We'll be referring to various aspects of heatpipe cooling in this article. Here's a brief summary of heatpipes and how they work, by Noren Products in California.
A heat pipe is an extremely efficient thermal conductor. Typically, a heat pipe consists of a sealed container (usually aluminum or copper), a wicking structure and a small amount of working fluid under its own pressure. Applying heat anywhere along the surface of the heat pipe causes the liquid at that point to boil and enter a vapor state. When that happens, the liquid picks up the latent heat of vaporization. The gas, which then has a higher pressure, moves inside the heat pipe to the colder location where it condenses. The condensed fluid travels back along the wick and repeats the process [continuously as long as there is heat at the evaporator end]. Far more conductive than copper of the same weight, heat pipes conduct large volumes of thermal energy away from the heat source.
Heat pipes perform much differently than solid conductors that have a fixed thermal resistance. Good heat pipe design requires understanding three controlling resistances in the heat pipe. These three resistances are: Input resistance (Evaporator), Output resistance (condensor), and resistance along the length of the heat pipe. For most designs, the resistance along the length of the heat pipe is so small it is negligible and not even considered. The input, output and joints thermal resistances usually control the performance of the heat pipe.
The input (or evaporator) should be located in the same plane as, or below, the condensor to take advantage of gravity assistance. A copper spreader plate should be used for inputs with high heat flux.
The output (or condensor) should be located where the waste heat can be removed from the system by means such as liquid cooling, forced air cooling, natural convection, or combinations of these. Design factors to consider include airflow requirements, cooling fins optimization, and waste heat management.

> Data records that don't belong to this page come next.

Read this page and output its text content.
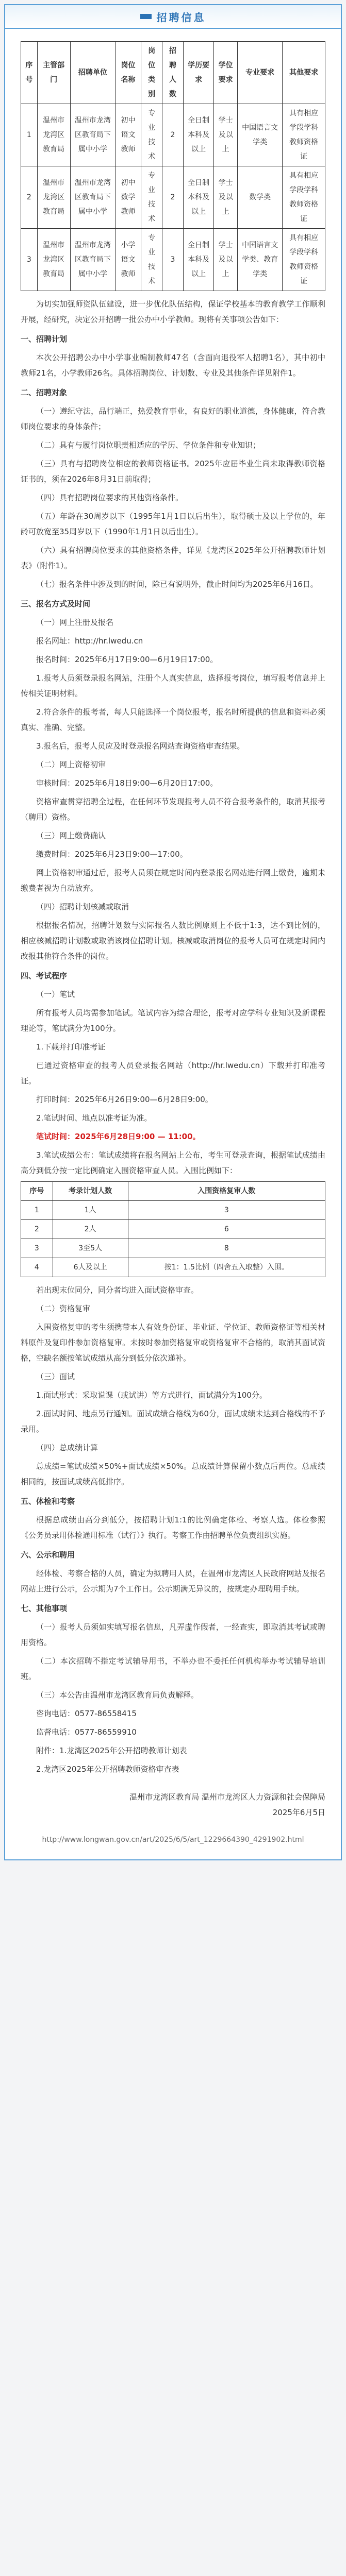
招聘信息
序号	主管部门	招聘单位	岗位名称	岗位类别	招聘人数	学历要求	学位要求	专业要求	其他要求
1	温州市龙湾区教育局	温州市龙湾区教育局下属中小学	初中语文教师	专业技术	2	全日制本科及以上	学士及以上	中国语言文学类	具有相应学段学科教师资格证
2	温州市龙湾区教育局	温州市龙湾区教育局下属中小学	初中数学教师	专业技术	2	全日制本科及以上	学士及以上	数学类	具有相应学段学科教师资格证
3	温州市龙湾区教育局	温州市龙湾区教育局下属中小学	小学语文教师	专业技术	3	全日制本科及以上	学士及以上	中国语言文学类、教育学类	具有相应学段学科教师资格证

为切实加强师资队伍建设，进一步优化队伍结构，保证学校基本的教育教学工作顺利开展，经研究，决定公开招聘一批公办中小学教师。现将有关事项公告如下：

一、招聘计划

本次公开招聘公办中小学事业编制教师47名（含面向退役军人招聘1名），其中初中教师21名，小学教师26名。具体招聘岗位、计划数、专业及其他条件详见附件1。

二、招聘对象

（一）遵纪守法，品行端正，热爱教育事业，有良好的职业道德，身体健康，符合教师岗位要求的身体条件；

（二）具有与履行岗位职责相适应的学历、学位条件和专业知识；

（三）具有与招聘岗位相应的教师资格证书。2025年应届毕业生尚未取得教师资格证书的，须在2026年8月31日前取得；

（四）具有招聘岗位要求的其他资格条件。

（五）年龄在30周岁以下（1995年1月1日以后出生），取得硕士及以上学位的，年龄可放宽至35周岁以下（1990年1月1日以后出生）。

（六）具有招聘岗位要求的其他资格条件，详见《龙湾区2025年公开招聘教师计划表》（附件1）。

（七）报名条件中涉及到的时间，除已有说明外，截止时间均为2025年6月16日。

三、报名方式及时间

（一）网上注册及报名

报名网址：http://hr.lwedu.cn

报名时间：2025年6月17日9:00—6月19日17:00。

1.报考人员须登录报名网站，注册个人真实信息，选择报考岗位，填写报考信息并上传相关证明材料。

2.符合条件的报考者，每人只能选择一个岗位报考，报名时所提供的信息和资料必须真实、准确、完整。

3.报名后，报考人员应及时登录报名网站查询资格审查结果。

（二）网上资格初审

审核时间：2025年6月18日9:00—6月20日17:00。

资格审查贯穿招聘全过程，在任何环节发现报考人员不符合报考条件的，取消其报考（聘用）资格。

（三）网上缴费确认

缴费时间：2025年6月23日9:00—17:00。

网上资格初审通过后，报考人员须在规定时间内登录报名网站进行网上缴费，逾期未缴费者视为自动放弃。

（四）招聘计划核减或取消

根据报名情况，招聘计划数与实际报名人数比例原则上不低于1:3，达不到比例的，相应核减招聘计划数或取消该岗位招聘计划。核减或取消岗位的报考人员可在规定时间内改报其他符合条件的岗位。

四、考试程序

（一）笔试

所有报考人员均需参加笔试。笔试内容为综合理论，报考对应学科专业知识及新课程理论等，笔试满分为100分。

1.下载并打印准考证

已通过资格审查的报考人员登录报名网站（http://hr.lwedu.cn）下载并打印准考证。

打印时间：2025年6月26日9:00—6月28日9:00。

2.笔试时间、地点以准考证为准。

笔试时间：2025年6月28日9:00 — 11:00。

3.笔试成绩公布：笔试成绩将在报名网站上公布，考生可登录查询，根据笔试成绩由高分到低分按一定比例确定入围资格审查人员。入围比例如下：

序号	考录计划人数	入围资格复审人数
1	1人	3
2	2人	6
3	3至5人	8
4	6人及以上	按1：1.5比例（四舍五入取整）入围。

若出现末位同分，同分者均进入面试资格审查。

（二）资格复审

入围资格复审的考生须携带本人有效身份证、毕业证、学位证、教师资格证等相关材料原件及复印件参加资格复审。未按时参加资格复审或资格复审不合格的，取消其面试资格，空缺名额按笔试成绩从高分到低分依次递补。

（三）面试

1.面试形式：采取说课（或试讲）等方式进行，面试满分为100分。

2.面试时间、地点另行通知。面试成绩合格线为60分，面试成绩未达到合格线的不予录用。

（四）总成绩计算

总成绩=笔试成绩×50%+面试成绩×50%。总成绩计算保留小数点后两位。总成绩相同的，按面试成绩高低排序。

五、体检和考察

根据总成绩由高分到低分，按招聘计划1:1的比例确定体检、考察人选。体检参照《公务员录用体检通用标准（试行）》执行。考察工作由招聘单位负责组织实施。

六、公示和聘用

经体检、考察合格的人员，确定为拟聘用人员，在温州市龙湾区人民政府网站及报名网站上进行公示，公示期为7个工作日。公示期满无异议的，按规定办理聘用手续。

七、其他事项

（一）报考人员须如实填写报名信息，凡弄虚作假者，一经查实，即取消其考试或聘用资格。

（二）本次招聘不指定考试辅导用书，不举办也不委托任何机构举办考试辅导培训班。

（三）本公告由温州市龙湾区教育局负责解释。

咨询电话：0577-86558415

监督电话：0577-86559910

附件：1.龙湾区2025年公开招聘教师计划表

2.龙湾区2025年公开招聘教师资格审查表

温州市龙湾区教育局 温州市龙湾区人力资源和社会保障局
2025年6月5日
http://www.longwan.gov.cn/art/2025/6/5/art_1229664390_4291902.html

The thermal joint is a critical component of the systems thermal budget. Thermal resistance varies greatly among the different types of joints. The best are brazed or soldered joints; the worst are clip on joints.
The orientation of the heat pipe is important to the overall design and efficiency of the cooling system. While heat pipes function in any direction, it is important to consider the effects of working with gravity or against gravity.
The TC-100 is quite attractive, with rounded fin edges following the profile of its thick aluminum front panel.
The slot in the top center is for a slim optical drive.
The amount of room taken up by the hole for the motherboard I/O panel indicates how small the case really is.
The bottom panel is a bit odd, with four industrial-looking screw anchor points extending beyond the perimeter of the case. It is the wall-mount version; there is a version with rubber feel for desktop use.
The top panel slides out backwards with the removal of a single thumbscrew. A small DC/DC power board is mounted on the bottom panel, near the front. Note the rectagular inset in the motherboard tray. Removing the bottom panel gains access to the underside of the motherboard, which is probably useful where a bolt-through heatblock might be used. The specifications suggest a different use: Access to the CF card reader mounted on the trace side of some mini-ITX boards.